The MSCI Emerging Markets Index slid 0.3 percent to 1,163.93 at 4:30 p.m. New York time, trimming this week’s gain to 0.6 percent. India’s Sensex index fell the most in about three weeks as metal and mining companies sank. Russia’s benchmark index declined 0.9 percent. Brazil’s Bovespa index dropped 1.1 percent, posting the biggest weekly loss since January.
The benchmark developing-nation equity index earlier advanced as much as 0.5 percent, then dropped after Labor Department figures showed U.S. employers added 18,000 workers in June, less than the median forecast of 105,000 among economists, while the unemployment rate unexpectedly climbed to 9.2 percent, indicating a struggling labor market.
The job number “has immediately arrested the forward momentum of risk assets,” said Michael Roche, an emerging- market strategist at MF Global in New York. “It takes away some strength of a building sentiment toward a constructive second half of the year.”
The MSCI Emerging Markets Index has risen 1 percent this year, compared with a 4.9 percent advance in the MSCI World Index of developed-country stocks.
Crude oil dropped, falling 2.5 percent in New York on waning optimism for the economic rebound and fuel demand growth. Copper fell the most in almost two weeks and aluminum, lead and nickel also fell in London.
Hungary’s forint weakened 1.3 percent versus the dollar and the polish zloty fell 1.1 percent, the worst performers among major emerging-market currencies.
Poland’s WIG20 Index fell 0.9 percent, led by PKO Bank Polski SA, the nation’s biggest lender. Bank Pekao SA retreated 1.5 percent after trading of its parent UniCredit SpA was halted in Milan.
European regulators are seeking to assuage investor concern that banks in the region are inadequately capitalized with a second round of stress tests. Lenders will be made to disclose capital levels, estimates for profitability in 2011 and 2012 as well as their holdings of sovereign debt in the July 15 tests, the London-based European Banking Authority said in a statement today.
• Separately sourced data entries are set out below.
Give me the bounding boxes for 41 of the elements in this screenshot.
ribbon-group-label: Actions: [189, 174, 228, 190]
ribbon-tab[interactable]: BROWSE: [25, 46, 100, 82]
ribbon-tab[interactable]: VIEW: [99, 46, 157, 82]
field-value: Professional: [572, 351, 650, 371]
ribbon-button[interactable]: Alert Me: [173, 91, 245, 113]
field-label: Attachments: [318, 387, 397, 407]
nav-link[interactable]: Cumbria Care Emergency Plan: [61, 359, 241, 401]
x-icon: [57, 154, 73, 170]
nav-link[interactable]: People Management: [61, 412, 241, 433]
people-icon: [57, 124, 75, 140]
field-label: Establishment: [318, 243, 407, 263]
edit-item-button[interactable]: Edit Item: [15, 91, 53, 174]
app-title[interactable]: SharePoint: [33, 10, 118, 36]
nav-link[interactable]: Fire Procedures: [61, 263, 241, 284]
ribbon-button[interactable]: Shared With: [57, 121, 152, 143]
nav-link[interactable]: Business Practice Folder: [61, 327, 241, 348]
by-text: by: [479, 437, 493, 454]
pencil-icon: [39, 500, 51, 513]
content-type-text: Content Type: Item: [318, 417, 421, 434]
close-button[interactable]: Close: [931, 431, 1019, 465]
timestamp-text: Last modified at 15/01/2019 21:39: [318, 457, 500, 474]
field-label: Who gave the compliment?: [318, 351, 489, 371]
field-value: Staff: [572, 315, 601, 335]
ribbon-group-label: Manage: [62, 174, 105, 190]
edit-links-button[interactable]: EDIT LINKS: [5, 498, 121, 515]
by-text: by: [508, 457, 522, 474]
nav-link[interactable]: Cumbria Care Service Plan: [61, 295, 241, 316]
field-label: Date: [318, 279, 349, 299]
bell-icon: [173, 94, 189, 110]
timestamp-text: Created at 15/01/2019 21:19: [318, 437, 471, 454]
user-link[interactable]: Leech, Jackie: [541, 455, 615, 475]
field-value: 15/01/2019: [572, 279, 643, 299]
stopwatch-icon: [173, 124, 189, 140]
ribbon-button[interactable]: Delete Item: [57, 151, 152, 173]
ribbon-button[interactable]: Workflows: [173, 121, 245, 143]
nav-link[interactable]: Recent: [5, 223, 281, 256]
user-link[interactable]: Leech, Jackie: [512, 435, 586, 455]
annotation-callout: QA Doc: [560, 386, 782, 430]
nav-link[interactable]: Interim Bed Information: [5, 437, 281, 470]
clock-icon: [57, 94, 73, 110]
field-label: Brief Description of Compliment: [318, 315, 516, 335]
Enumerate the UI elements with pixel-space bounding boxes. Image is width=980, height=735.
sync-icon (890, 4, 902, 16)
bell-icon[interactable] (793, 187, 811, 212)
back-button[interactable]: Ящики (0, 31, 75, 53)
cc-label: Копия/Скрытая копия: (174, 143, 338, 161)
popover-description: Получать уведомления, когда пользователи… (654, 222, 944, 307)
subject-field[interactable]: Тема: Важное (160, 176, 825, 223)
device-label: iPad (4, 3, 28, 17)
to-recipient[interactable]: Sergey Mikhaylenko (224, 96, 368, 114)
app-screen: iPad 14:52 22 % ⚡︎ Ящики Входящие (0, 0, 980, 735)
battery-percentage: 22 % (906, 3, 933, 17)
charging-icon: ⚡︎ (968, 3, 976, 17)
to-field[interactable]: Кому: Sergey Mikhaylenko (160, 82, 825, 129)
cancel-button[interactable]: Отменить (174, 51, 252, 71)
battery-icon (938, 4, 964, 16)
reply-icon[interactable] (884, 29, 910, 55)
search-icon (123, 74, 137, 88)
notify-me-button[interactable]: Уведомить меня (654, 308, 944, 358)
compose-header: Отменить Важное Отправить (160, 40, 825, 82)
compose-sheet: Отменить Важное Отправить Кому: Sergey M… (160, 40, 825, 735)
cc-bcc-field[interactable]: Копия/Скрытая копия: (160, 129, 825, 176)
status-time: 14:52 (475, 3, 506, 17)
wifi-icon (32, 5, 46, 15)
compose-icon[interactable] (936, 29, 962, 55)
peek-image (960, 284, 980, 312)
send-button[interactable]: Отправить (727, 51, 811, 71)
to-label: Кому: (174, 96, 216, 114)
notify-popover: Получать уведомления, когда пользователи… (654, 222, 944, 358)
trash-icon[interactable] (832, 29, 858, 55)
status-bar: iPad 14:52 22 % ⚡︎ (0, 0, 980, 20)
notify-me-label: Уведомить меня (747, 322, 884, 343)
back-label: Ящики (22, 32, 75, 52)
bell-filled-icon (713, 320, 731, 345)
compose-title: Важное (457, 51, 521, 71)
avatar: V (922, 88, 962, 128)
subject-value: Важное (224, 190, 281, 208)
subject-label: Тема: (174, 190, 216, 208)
In Brazil, oil producer Petroleo Brasileiro SA and miner Vale SA followed crude and metal prices lower. Argentina’s Merval index fell for the first time in 10 days. Tenaris SA, the world’s largest producer of seamless steel pipes used in the petroleum industry, was among decliners dragging down the measure.
Emerging markets received $1.4 billion out of the total $6.2 billion net inflows into global stock funds in the week ended July 6, according to a report by EPFR Global today.
The extra yield investors demand to own emerging-market debt over U.S. Treasuries jumped 11 basis points, or 0.11 percentage point, to 300 basis points, according to JPMorgan’s EMBI Global Index.